As described in the OSL specification, the main purpose of the trace()
function call is to be used within a shader to 'probe out' the surrounding geometry. When used in this way there is no need for the shader to perform the additional work of determining the shading of that 'hit' point - only whether there is something along that ray (and what/where it is). The default of the 'shade' parameter is 0 - ie, only determine whether geometry is 'hit', don't consider it's surface or shading. ie,
Optional parameters include:
"mindist" float Minimum hit distance (default: zero)
"maxdist" float Maximum hit distance (default: infinite)
"shade" int Whether objects hit will be shaded (default: 0)
"traceset" string An optional named set of objects to ray trace (if preceded by a ‘-’ character, it means to exclude that set).
From what I gather, setting 'shade' to 1 indicates that the additional work of actually shading the hit point on the surface (eg, calculate the normal, interpolation, etc.) also takes place (taking additional processing time).
So, in summary, it's an efficiency flag - leaving as 0 provides a quick and dirty trace whereas setting to non-zero acivates the 'full' trace, including hit surface properties.

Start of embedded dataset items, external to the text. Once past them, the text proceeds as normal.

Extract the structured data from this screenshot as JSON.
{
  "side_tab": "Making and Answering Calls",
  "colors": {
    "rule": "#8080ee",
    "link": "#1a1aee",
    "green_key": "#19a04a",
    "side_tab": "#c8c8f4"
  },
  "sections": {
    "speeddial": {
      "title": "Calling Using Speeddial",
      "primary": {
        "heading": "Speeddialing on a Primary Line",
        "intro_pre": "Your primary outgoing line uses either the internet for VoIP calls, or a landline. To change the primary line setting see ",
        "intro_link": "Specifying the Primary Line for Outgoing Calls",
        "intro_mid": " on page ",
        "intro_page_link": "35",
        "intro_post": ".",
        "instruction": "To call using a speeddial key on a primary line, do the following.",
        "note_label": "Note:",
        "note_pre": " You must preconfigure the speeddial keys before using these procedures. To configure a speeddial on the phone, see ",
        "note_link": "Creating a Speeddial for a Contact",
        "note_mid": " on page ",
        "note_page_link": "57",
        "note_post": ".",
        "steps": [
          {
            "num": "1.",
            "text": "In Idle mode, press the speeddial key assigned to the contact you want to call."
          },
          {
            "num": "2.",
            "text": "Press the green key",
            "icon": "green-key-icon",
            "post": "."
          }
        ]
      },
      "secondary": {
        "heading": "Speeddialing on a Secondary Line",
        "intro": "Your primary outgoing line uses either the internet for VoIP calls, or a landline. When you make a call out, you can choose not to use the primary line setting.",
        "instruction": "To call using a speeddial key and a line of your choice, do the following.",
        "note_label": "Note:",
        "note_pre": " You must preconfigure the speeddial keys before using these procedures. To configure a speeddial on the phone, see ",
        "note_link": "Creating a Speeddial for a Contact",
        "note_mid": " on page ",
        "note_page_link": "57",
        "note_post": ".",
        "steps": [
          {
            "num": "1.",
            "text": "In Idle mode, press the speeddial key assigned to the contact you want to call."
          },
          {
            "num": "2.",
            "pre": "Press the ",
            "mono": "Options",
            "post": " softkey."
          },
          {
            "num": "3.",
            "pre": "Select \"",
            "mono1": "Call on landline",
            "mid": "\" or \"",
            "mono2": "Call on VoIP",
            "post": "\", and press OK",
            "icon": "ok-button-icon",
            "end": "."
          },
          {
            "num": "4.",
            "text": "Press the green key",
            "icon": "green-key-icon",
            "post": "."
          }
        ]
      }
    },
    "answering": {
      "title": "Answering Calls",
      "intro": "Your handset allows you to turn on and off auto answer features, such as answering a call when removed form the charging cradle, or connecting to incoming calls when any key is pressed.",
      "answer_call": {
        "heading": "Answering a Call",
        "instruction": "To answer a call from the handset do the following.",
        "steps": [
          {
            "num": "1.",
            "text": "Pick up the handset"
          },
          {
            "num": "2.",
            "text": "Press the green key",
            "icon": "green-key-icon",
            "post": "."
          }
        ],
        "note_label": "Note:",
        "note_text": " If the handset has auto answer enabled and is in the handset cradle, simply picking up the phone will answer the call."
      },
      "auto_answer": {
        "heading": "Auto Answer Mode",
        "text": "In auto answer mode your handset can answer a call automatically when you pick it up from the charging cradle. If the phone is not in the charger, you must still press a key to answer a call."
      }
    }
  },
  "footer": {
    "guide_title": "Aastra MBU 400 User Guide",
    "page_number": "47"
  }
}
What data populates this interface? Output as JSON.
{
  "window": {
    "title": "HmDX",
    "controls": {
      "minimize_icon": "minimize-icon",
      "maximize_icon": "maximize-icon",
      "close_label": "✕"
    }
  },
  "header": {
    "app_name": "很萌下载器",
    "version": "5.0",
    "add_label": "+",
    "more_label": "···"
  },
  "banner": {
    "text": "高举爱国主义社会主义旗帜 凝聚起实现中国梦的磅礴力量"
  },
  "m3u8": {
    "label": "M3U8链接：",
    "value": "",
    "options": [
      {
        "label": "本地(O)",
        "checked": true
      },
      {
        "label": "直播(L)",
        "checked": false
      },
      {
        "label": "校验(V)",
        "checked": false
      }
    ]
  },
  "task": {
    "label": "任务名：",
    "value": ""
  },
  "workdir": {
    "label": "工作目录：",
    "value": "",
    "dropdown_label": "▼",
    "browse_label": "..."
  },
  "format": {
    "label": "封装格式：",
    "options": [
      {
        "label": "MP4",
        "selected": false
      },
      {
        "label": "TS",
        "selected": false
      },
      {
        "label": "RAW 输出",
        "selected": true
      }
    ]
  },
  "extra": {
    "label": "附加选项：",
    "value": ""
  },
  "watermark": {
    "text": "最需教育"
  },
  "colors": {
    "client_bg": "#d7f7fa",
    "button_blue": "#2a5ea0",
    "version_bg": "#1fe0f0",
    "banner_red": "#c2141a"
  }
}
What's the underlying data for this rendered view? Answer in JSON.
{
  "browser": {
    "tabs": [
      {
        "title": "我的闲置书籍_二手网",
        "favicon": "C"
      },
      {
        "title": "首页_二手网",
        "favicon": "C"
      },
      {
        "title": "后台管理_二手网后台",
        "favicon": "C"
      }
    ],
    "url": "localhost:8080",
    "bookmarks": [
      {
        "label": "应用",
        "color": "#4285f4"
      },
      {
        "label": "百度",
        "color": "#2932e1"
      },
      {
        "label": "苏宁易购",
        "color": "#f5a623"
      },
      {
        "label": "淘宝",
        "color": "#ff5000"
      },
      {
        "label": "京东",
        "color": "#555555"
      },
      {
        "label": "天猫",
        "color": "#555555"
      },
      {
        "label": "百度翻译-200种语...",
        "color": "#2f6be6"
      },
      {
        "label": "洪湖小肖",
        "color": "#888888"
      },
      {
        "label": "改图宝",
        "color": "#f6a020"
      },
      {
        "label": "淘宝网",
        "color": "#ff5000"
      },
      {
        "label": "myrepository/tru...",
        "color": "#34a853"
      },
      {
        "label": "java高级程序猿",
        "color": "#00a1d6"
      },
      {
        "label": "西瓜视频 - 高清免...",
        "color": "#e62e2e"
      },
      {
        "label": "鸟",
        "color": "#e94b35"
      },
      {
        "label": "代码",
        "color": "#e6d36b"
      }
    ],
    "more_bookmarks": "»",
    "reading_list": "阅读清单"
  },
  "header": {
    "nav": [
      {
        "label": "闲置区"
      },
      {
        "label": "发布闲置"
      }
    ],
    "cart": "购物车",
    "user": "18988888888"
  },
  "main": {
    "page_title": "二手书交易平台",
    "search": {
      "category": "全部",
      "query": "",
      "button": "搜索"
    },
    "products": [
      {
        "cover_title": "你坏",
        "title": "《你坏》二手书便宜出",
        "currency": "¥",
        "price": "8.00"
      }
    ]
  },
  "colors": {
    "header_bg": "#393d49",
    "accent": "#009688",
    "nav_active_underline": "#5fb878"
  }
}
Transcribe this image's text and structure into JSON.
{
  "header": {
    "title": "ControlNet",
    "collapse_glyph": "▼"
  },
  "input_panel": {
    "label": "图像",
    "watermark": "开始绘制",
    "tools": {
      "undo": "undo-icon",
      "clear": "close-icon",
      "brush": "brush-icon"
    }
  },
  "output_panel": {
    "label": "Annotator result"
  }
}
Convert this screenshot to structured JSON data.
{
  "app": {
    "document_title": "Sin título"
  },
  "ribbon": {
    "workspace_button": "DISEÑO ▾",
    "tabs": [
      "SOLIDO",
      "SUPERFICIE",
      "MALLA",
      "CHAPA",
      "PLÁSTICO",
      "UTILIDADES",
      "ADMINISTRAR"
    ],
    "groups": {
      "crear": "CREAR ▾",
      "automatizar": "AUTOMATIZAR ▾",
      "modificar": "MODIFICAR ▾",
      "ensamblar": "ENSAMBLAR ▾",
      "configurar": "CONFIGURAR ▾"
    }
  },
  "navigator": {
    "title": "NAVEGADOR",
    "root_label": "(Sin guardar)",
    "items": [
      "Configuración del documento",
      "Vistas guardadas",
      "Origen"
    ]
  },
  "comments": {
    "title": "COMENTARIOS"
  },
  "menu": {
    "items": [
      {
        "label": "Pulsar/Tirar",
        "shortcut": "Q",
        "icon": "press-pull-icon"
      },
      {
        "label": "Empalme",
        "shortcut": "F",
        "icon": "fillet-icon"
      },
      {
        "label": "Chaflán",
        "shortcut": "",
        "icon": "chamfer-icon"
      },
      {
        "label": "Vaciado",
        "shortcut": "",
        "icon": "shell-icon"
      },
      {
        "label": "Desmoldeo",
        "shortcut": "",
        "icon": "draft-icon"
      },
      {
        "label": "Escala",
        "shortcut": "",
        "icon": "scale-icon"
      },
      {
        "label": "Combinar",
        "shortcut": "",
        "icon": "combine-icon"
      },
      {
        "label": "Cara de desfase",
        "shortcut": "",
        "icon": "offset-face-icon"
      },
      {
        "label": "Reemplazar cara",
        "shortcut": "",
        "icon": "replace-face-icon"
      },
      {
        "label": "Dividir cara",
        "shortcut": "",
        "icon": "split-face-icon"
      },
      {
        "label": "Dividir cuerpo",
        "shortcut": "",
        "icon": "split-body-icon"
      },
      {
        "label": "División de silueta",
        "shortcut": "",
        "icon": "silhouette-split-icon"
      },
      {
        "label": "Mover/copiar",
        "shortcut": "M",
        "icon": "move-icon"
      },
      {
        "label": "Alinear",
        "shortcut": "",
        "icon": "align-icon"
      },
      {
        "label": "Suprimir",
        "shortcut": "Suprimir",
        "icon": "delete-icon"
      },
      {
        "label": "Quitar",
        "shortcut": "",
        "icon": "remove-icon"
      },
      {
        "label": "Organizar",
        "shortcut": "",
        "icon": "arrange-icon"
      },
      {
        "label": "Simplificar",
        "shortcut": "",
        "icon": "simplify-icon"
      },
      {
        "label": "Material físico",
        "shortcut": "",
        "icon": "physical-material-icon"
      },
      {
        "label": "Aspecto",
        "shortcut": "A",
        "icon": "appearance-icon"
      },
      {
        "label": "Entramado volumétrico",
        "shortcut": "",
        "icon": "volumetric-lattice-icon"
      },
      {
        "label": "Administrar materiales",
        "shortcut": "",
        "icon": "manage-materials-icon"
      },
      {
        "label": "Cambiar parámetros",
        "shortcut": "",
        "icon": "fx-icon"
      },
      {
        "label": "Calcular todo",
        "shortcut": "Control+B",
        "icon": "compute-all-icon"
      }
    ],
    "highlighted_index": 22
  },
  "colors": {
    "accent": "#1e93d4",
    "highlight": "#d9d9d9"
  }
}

EDIT : For a related question (see https://blender.stackexchange.com/a/106832/29586) I have been trying to trace through the source code for the trace()
function.
The trail seems to lead to the trace()
function with the comment /* todo: options.shader support, maybe options.traceset */
which seems to confirm that the 'traceset' option is not implemented and the same function does not have any other reference to the 'shade' parameter - it would appear that the 'shader' mentioned in the comment is a typo (should be 'shade') and the 'shade' option is not implemented.